When I was a contingency based physician recruiter, I had the opportunity to personally work with thousands of physicians and hundreds of employers to help match them together into professional marriage. Each candidate and employer was unique, but there were also several common trends for why physicians and employers would require the services of the third party recruiter. A common problem for many of the physician job seekers I worked with was this: they either did not understand, or refused to accept, the realities and challenges of practicing medicine in a saturated market.
A saturated job market for a physician is one in which there are either enough, or more than enough physicians of that same specialty available to meet most of the demands of the population. Many physicians, especially recent grads, often begin their search for a job in an area that should be considered a saturated market.
Potential Locations of Saturated Physician Job Markets – Certain types of places are more likely to become saturated markets. The following is a rundown of the most likely types of places.
- Major Metro Locations – Many new physicians assume that large and sometimes growing populations in major metro locations will ensure that they will have a steady supply of patients to ensure their success. However, they need to keep in mind that they may only draw patients from a small radius to their practice. Also, it’s common in major metros that the more prosperous areas with better payor mixes are already adequately serviced, while the economically unhealthy areas are often in need of more medical care.
- Vacation Destinations – If you’ve loved a vacation spot enough to consider making a permanent move there, you are probably not the first physician to have that idea, and odds are good that local demand is already being met.
- Top Local Areas – An area doesn’t have to be a major metro or a vacation destination to achieve adequate physician coverage. Within any given state there will be top local areas that physicians will seek out for employment. The area could be well known because of excellent economic conditions or top-quality schools. It may be a great university town or popular because of its reputation for supporting the arts. The bottom line here is that some of these types of top local areas will offer the same challenges that major metro and vacation destinations have in terms of being competitive markets for physicians.
Potential Challenges of Saturated Physician Job Markets
- Adequate Patient Volume – Building up a full patient load takes longer or may be impossible in saturated markets. Patients usually don’t switch physicians just because a new office has opened up. In a saturated market, you may be relying on slow population growth, gradual word of mouth, or extra inpatient work and moonlighting to build up your practice.
- Lower Reimbursements – In less competitive markets, demand for a physician’s services is high, and the physicians, groups, and hospitals in those markets can maintain some leverage when negotiating reimbursement rates with insurance companies. In general, the opposite is true in saturated markets. To simplify the issue, if a competing practice down the street from you is willing to take 5% less from a major insurer in order to keep that insurers patients, you will probably find yourself choosing between accepting the same 5% haircut or losing those patients to your competition.
- Constant Injection of New Physicians/Competition – Whatever forces drove you to start your practice in a saturated market will continue to bring more physicians into the same market and into competition with you.
- Higher Cost of Living and Higher Cost to Run Your Practice – Most areas that are desirable enough to become saturated also require a higher cost of living in exchange for residing there.

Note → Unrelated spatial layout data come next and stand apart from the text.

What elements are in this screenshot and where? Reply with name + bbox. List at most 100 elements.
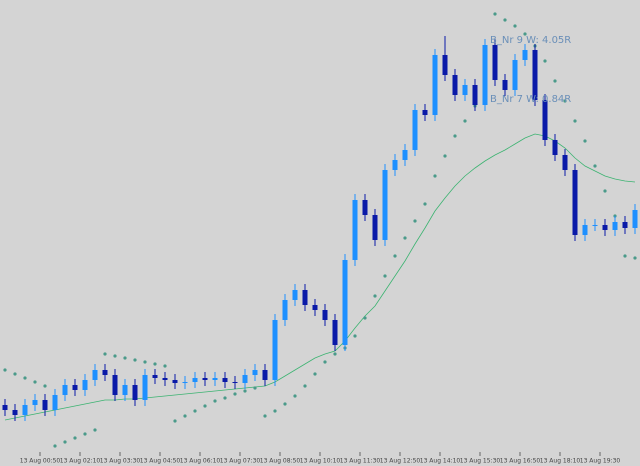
sar-dot — [213, 399, 217, 403]
candle-body — [162, 378, 168, 380]
sar-dot — [523, 32, 527, 36]
candle-body — [202, 378, 208, 380]
sar-dot — [373, 294, 377, 298]
x-tick-label: 13 Aug 15:30 — [460, 458, 501, 465]
candle-body — [92, 370, 98, 380]
candle-body — [372, 215, 378, 240]
candle-body — [142, 375, 148, 400]
candle-body — [512, 60, 518, 90]
sar-dot — [193, 409, 197, 413]
sar-dot — [583, 139, 587, 143]
candle-body — [442, 55, 448, 75]
sar-dot — [353, 334, 357, 338]
x-tick-label: 13 Aug 08:50 — [260, 458, 301, 465]
sar-dot — [173, 419, 177, 423]
sar-dot — [23, 376, 27, 380]
candle-body — [62, 385, 68, 395]
sar-dot — [333, 352, 337, 356]
sar-dot — [313, 372, 317, 376]
sar-dot — [443, 154, 447, 158]
sar-dot — [593, 164, 597, 168]
candle-body — [602, 225, 608, 230]
sar-dot — [423, 202, 427, 206]
candle-body — [252, 370, 258, 375]
sar-dot — [263, 414, 267, 418]
candle-body — [112, 375, 118, 395]
candle-body — [632, 210, 638, 228]
sar-dot — [323, 360, 327, 364]
candle-body — [452, 75, 458, 95]
candle-body — [502, 80, 508, 90]
candle-body — [432, 55, 438, 115]
sar-dot — [73, 436, 77, 440]
sar-dot — [383, 274, 387, 278]
candle-body — [622, 222, 628, 228]
candle-body — [242, 375, 248, 383]
candle-body — [182, 382, 188, 383]
sar-dot — [603, 189, 607, 193]
sar-dot — [13, 372, 17, 376]
candle-body — [582, 225, 588, 235]
sar-dot — [633, 256, 637, 260]
candle-body — [472, 85, 478, 105]
x-tick-label: 13 Aug 07:30 — [220, 458, 261, 465]
candle-body — [462, 85, 468, 95]
candle-body — [612, 222, 618, 230]
candle-body — [82, 380, 88, 390]
sar-dot — [233, 392, 237, 396]
candle-body — [172, 380, 178, 383]
sar-dot — [83, 432, 87, 436]
sar-dot — [463, 119, 467, 123]
candle-body — [592, 225, 598, 226]
candle-body — [262, 370, 268, 380]
candle-body — [102, 370, 108, 375]
sar-dot — [103, 352, 107, 356]
sar-dot — [243, 389, 247, 393]
moving-average-line — [4, 133, 636, 421]
candle-body — [302, 290, 308, 305]
candle-body — [562, 155, 568, 170]
candle-body — [492, 45, 498, 80]
candle-body — [32, 400, 38, 405]
sar-dot — [303, 384, 307, 388]
candle-body — [312, 305, 318, 310]
candle-body — [542, 100, 548, 140]
sar-dot — [363, 316, 367, 320]
candle-body — [522, 50, 528, 60]
trade-annotation: B_Nr 9 W: 4.05R — [490, 35, 571, 46]
sar-dot — [563, 99, 567, 103]
candle-body — [342, 260, 348, 345]
candle-body — [2, 405, 8, 410]
candle-body — [322, 310, 328, 320]
sar-dot — [413, 219, 417, 223]
candle-body — [482, 45, 488, 105]
x-tick-label: 13 Aug 00:50 — [20, 458, 61, 465]
sar-dot — [553, 79, 557, 83]
sar-dot — [163, 364, 167, 368]
candle-body — [152, 375, 158, 378]
sar-dot — [203, 404, 207, 408]
sar-dot — [123, 356, 127, 360]
sar-dot — [223, 396, 227, 400]
candle-body — [412, 110, 418, 150]
sar-dot — [503, 18, 507, 22]
sar-dot — [183, 414, 187, 418]
sar-dot — [493, 12, 497, 16]
x-tick-label: 13 Aug 04:50 — [140, 458, 181, 465]
candle-body — [212, 378, 218, 380]
sar-dot — [93, 428, 97, 432]
sar-dot — [623, 254, 627, 258]
candle-body — [272, 320, 278, 380]
sar-dot — [53, 444, 57, 448]
sar-dot — [453, 134, 457, 138]
sar-dot — [293, 394, 297, 398]
sar-dot — [3, 368, 7, 372]
x-tick-label: 13 Aug 12:50 — [380, 458, 421, 465]
x-tick-label: 13 Aug 03:30 — [100, 458, 141, 465]
candle-body — [552, 140, 558, 155]
x-tick-label: 13 Aug 10:10 — [300, 458, 341, 465]
sar-dot — [273, 409, 277, 413]
sar-dot — [403, 236, 407, 240]
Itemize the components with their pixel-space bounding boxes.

The rent for your practice, pay for your staff, and costs to advertise may be higher than average, too. Coupled with lower reimbursements, this situation must often be solved by harder work from the physicians
- Splintered Markets – Just as physicians are in stiff competition with each other in saturated markets, the companies that employ them also have to deal with the same pressures on an even larger scale. Corporate competition impacts physicians during mergers, buy-outs, and bankruptcies far more often in markets where competitive pressures are high than in more stable, low competition markets. The same issues can certainly affect physicians in any type of job market, but they are just more common within more competitive markets.
With all of the news about current and future shortages of physicians, it’s no wonder that some newer physicians and physicians-in-training don’t stop to consider the challenges of competitive job markets. Probably most of them still follow their dreams, even if they are aware of these issues, and we don’t blame them; it’s just better to do so fully aware of the conditions they may face. Our intent in this post is not to discourage, but to offer some frank insights that might help someone who is inexperienced with these issues. For those who do practice, or intend to practice, in competitive markets, we advise them to be patient in their practices and not to make the mistake of switching employers too many times, hoping that the grass will be greener when the issues may be pervasive in their area. Most physicians who do find success and become well established in these saturated markets got where they are through being great at what they do, working hard, and longevity in their practices.